Reciprocal regulation by the CepIR and CciIR quorum sensing systems in Burkholderia cenocepacia

BACKGROUND: Burkholderia cenocepacia belongs to a group of closely related organisms called the B. cepacia complex (Bcc) which are important opportunistic human pathogens. B. cenocepacia utilizes a mechanism of cell-cell communication called quorum sensing to control gene expression including genes involved in virulence. The B. cenocepacia quorum sensing network includes the CepIR and CciIR regulatory systems. RESULTS: Global gene expression profiles during growth in stationary phase were generated using microarrays of B. cenocepacia cepR, cciR and cepRcciIR mutants. This is the first time CciR was shown to be a global regulator of quorum sensing gene expression.
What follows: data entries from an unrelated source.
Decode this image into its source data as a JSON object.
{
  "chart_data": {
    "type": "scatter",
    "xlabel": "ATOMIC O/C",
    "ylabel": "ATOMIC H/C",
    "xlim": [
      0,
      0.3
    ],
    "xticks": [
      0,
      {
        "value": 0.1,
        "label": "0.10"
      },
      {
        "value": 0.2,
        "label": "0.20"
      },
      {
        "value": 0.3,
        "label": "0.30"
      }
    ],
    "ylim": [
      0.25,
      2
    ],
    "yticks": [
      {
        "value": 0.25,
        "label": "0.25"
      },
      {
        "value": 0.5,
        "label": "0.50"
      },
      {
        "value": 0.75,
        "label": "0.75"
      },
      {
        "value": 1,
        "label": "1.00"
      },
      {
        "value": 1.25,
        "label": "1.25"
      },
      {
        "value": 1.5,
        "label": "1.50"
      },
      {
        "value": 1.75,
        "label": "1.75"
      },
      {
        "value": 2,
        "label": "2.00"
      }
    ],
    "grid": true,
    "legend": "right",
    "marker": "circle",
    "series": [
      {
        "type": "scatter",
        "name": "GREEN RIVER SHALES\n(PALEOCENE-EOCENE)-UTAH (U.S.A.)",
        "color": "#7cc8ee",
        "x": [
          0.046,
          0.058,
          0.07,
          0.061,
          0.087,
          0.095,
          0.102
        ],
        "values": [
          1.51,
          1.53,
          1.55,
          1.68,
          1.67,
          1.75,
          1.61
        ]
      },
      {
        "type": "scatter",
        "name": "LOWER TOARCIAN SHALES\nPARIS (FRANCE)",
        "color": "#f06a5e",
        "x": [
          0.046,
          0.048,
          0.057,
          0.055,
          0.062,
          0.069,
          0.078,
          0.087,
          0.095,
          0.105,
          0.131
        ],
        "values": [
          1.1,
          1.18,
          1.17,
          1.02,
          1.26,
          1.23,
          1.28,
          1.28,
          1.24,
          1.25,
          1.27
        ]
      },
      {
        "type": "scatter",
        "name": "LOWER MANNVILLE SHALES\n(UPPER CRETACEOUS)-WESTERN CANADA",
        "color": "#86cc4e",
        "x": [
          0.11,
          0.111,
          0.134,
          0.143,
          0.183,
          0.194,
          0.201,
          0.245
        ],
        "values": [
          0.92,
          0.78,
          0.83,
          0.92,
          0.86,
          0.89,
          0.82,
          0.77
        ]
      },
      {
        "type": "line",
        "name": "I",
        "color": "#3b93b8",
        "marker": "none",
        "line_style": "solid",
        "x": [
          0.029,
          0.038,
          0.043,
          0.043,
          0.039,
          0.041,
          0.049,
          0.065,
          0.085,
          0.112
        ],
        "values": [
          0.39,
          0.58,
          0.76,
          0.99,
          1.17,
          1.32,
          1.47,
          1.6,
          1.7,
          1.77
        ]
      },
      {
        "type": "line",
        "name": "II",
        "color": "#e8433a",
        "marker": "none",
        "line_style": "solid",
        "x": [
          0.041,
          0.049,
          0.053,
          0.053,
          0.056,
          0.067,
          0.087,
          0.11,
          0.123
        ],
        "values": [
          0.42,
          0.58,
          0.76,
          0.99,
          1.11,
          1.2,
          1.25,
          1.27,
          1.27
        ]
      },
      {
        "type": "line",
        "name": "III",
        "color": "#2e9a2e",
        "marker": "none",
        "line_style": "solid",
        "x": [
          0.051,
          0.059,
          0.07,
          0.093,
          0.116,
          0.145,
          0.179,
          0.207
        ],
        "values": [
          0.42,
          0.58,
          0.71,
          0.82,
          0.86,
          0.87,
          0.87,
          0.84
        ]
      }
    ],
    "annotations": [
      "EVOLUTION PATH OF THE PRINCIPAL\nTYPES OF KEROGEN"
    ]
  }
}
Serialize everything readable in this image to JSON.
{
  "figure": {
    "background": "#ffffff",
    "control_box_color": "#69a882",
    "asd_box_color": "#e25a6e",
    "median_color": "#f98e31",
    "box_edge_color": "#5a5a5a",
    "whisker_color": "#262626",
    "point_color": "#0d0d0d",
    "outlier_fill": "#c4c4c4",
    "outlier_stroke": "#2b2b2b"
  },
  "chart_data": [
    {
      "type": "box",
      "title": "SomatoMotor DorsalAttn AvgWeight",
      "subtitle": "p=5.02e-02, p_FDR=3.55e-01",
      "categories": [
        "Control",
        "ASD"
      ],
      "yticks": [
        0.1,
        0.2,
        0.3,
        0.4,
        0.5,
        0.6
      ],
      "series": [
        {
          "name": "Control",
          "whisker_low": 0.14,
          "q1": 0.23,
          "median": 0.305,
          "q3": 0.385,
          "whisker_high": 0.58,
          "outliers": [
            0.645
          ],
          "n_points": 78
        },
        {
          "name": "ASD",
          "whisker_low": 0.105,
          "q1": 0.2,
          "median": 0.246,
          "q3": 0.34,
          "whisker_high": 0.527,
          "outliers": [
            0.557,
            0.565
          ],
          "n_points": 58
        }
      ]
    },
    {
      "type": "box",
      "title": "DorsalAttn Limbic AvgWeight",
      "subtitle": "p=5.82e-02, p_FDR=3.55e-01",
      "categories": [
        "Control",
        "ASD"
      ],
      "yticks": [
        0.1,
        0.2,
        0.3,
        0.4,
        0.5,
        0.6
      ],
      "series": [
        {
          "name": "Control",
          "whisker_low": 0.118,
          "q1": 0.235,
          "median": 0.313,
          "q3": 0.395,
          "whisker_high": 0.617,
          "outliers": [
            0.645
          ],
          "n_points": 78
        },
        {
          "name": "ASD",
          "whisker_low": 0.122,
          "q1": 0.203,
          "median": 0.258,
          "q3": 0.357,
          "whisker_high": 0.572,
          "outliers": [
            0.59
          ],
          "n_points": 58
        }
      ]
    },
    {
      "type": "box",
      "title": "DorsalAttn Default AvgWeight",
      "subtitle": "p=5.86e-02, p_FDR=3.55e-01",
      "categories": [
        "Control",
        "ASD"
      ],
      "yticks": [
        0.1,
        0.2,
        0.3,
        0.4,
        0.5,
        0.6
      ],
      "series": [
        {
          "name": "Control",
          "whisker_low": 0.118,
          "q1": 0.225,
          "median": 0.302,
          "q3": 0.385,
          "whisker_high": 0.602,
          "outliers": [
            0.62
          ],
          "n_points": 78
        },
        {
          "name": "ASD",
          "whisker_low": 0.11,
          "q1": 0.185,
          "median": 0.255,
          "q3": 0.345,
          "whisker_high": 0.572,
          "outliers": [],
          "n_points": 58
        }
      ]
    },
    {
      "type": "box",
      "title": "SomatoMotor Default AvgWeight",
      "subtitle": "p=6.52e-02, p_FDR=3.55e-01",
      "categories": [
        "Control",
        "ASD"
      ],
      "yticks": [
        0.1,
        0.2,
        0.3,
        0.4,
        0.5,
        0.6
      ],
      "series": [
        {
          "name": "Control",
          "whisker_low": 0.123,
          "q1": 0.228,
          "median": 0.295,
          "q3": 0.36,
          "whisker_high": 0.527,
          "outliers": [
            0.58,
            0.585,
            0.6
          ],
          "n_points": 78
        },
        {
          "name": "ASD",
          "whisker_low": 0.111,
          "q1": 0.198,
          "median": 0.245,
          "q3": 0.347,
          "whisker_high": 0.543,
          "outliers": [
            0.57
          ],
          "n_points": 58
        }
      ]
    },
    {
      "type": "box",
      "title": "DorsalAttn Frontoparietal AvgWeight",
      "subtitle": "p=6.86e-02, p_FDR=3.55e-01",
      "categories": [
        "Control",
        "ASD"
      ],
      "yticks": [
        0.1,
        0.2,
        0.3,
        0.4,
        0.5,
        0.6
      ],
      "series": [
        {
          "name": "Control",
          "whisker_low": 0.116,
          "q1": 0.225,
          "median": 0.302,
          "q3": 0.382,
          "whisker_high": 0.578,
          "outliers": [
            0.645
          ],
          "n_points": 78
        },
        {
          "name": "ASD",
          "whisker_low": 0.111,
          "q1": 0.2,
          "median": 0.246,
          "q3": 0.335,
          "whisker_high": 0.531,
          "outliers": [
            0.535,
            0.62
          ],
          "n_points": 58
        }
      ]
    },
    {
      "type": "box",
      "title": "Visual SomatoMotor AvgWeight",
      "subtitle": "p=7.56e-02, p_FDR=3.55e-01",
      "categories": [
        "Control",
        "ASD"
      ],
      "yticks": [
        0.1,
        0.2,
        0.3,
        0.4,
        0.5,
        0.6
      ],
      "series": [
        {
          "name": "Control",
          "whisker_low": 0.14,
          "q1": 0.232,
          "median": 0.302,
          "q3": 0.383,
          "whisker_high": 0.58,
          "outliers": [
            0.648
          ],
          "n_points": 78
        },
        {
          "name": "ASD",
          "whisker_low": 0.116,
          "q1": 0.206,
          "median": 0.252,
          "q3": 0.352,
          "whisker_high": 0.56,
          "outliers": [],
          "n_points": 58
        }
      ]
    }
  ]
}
CepR was primarily responsible for positive regulation of gene expression while CciR generally exerted negative gene regulation. Many of the genes that were regulated by both quorum sensing systems were reciprocally regulated by CepR and CciR. Microarray analysis of the cepRcciIR mutant suggested that CepR is positioned upstream of CciR in the quorum sensing hierarchy in B. cenocepacia. A comparison of CepIR-regulated genes identified in previous studies and in the current study showed a substantial amount of overlap validating the microarray approach. Several novel quorum sensing-controlled genes were confirmed using qRT-PCR or promoter::lux fusions. CepR and CciR inversely regulated flagellar-associated genes, the nematocidal protein AidA and a large gene cluster on Chromosome 3. CepR and CciR also regulated genes required for iron transport, synthesis of extracellular enzymes and surface appendages, resistance to oxidative stress, and phage-related genes. CONCLUSION: For the first time, the influence of CciIR on global gene regulation in B. cenocepacia has been elucidated. Novel genes under the control of the CepIR and CciIR quorum sensing systems in B. cenocepacia have been identified. The two quorum sensing systems exert reciprocal regulation of many genes likely enabling fine-tuned control of quorum sensing gene expression in B. cenocepacia strains carrying the cenocepacia island.